Will the Internet Always Be Run By Unelected Technocrats?

ITU Secretary-General Hamadoun Toure is seen on TV monitors delivering a speech on the opening day of the ITU Telecom World 2009 exhibition.

Photo by Fabrice Coffrini/AFP/Getty Images

Xenophobes and technocrats have found something they can agree on: The United Nations shouldn’t be in charge of the Internet.

U.S. lawmakers from both parties have been beating their chests over rumblings that a heretofore uncontroversial UN agency plans to seize control over cyberspace. This morning, every single member of the House Energy and Commerce Committee agreed that it should be “the consistent and unequivocal policy of the United States to promote a global Internet free from government control.” Taking a page from the UN’s playbook, the committee unanimously approved a nonbinding resolution to that effect. It will now head to the full House for a vote.

“The Russians and Chinese are working quietly behind the scenes… to exert control over Web content and infrastructure,” said Rep. Mary Bono Mack, the California Republican who introduced the resolution. “We can’t let that happen.”

She’s right that other countries would love to gain more influence over the Internet. Its infrastructure today is governed by ad hoc technocratic groups such as ICANN, the Internet Engineering Task Force, and the World Wide Web foundation, which have all been funded to various degrees by the U.S. government. If countries like Russia and China had their way, the Internet would almost certainly be less open and transparent.

Fortunately, it seems unlikely that the ITU’s 193 member states will agree to any radical changes to the web’s governance at the upcoming conference.
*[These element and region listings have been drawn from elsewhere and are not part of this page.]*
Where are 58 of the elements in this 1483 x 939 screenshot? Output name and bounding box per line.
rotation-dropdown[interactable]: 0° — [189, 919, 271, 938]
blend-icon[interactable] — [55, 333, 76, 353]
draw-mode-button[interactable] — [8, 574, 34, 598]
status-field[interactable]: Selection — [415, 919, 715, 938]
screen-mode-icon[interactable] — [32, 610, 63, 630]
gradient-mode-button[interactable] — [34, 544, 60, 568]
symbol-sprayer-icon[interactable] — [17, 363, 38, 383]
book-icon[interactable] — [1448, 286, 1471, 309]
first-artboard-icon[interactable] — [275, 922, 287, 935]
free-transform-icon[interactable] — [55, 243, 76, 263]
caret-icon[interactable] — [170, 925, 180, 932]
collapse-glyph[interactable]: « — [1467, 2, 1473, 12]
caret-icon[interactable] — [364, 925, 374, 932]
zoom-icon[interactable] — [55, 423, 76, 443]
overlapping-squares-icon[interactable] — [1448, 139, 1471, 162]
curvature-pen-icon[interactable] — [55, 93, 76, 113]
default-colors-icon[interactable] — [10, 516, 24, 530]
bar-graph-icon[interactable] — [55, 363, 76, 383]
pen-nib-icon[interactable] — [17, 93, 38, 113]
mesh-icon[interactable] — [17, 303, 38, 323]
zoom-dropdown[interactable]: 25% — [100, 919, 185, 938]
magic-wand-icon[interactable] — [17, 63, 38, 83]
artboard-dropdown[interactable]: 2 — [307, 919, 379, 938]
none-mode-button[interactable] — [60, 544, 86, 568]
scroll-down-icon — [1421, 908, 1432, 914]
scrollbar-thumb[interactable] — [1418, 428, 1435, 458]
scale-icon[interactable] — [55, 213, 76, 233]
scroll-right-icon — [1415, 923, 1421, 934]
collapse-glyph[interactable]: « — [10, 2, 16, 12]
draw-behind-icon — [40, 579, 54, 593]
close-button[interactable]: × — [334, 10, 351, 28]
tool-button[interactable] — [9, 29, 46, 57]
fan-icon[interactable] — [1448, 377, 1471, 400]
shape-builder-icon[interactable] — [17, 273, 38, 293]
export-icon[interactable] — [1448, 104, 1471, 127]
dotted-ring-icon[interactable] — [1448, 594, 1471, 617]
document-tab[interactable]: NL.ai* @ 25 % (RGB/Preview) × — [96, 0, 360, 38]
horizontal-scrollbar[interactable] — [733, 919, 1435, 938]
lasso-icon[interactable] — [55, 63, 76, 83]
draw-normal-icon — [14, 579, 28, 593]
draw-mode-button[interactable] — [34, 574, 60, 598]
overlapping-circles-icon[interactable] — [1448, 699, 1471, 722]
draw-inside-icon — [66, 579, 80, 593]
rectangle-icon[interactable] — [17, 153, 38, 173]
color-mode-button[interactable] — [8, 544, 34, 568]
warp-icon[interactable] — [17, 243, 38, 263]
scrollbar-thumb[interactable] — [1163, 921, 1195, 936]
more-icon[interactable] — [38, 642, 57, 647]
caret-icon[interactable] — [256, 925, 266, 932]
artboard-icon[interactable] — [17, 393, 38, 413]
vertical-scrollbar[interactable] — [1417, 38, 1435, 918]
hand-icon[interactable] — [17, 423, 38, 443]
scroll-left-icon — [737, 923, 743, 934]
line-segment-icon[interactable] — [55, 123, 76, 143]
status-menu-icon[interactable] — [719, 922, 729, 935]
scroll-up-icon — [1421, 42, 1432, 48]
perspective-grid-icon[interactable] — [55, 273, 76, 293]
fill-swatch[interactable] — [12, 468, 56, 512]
But the debate is a reminder that, in an era of receding U.S. hegemony, it is no sure thing that the Internet will continue to be organized and managed according to American values.  That point was driven home in 2009, when the Department of Commerce gave up direct control over ICANN.

So if the United States doesn’t control the Internet in the future, who will? Calls to keep the Internet free sound good, but they tend to overlook the fact that the Web is already not entirely anarchic. Between bodies such as ICANN, IETF, and the WC3, it’s more of a laissez-faire technocracy.

That system has worked gloriously so far, helping the Internet grow in ways no bureaucrat could have imagined, let alone planned. But as appealing as it may be to you and me and Vinton Cerf*, it is not a system of government that has proven particularly tenable through the ages. Countries tend to be either authoritarian and repressive or democratic and populist. As the Internet becomes increasingly central to people’s lives around the world, state governments will not be content to entrust its governance to a bunch of benign wonks. This round may go to the engineers, but the political struggle has just begun.

*Correction: An earlier version of this post mistakenly referred to Google’s Vinton Cerf as “Vincent” Cerf.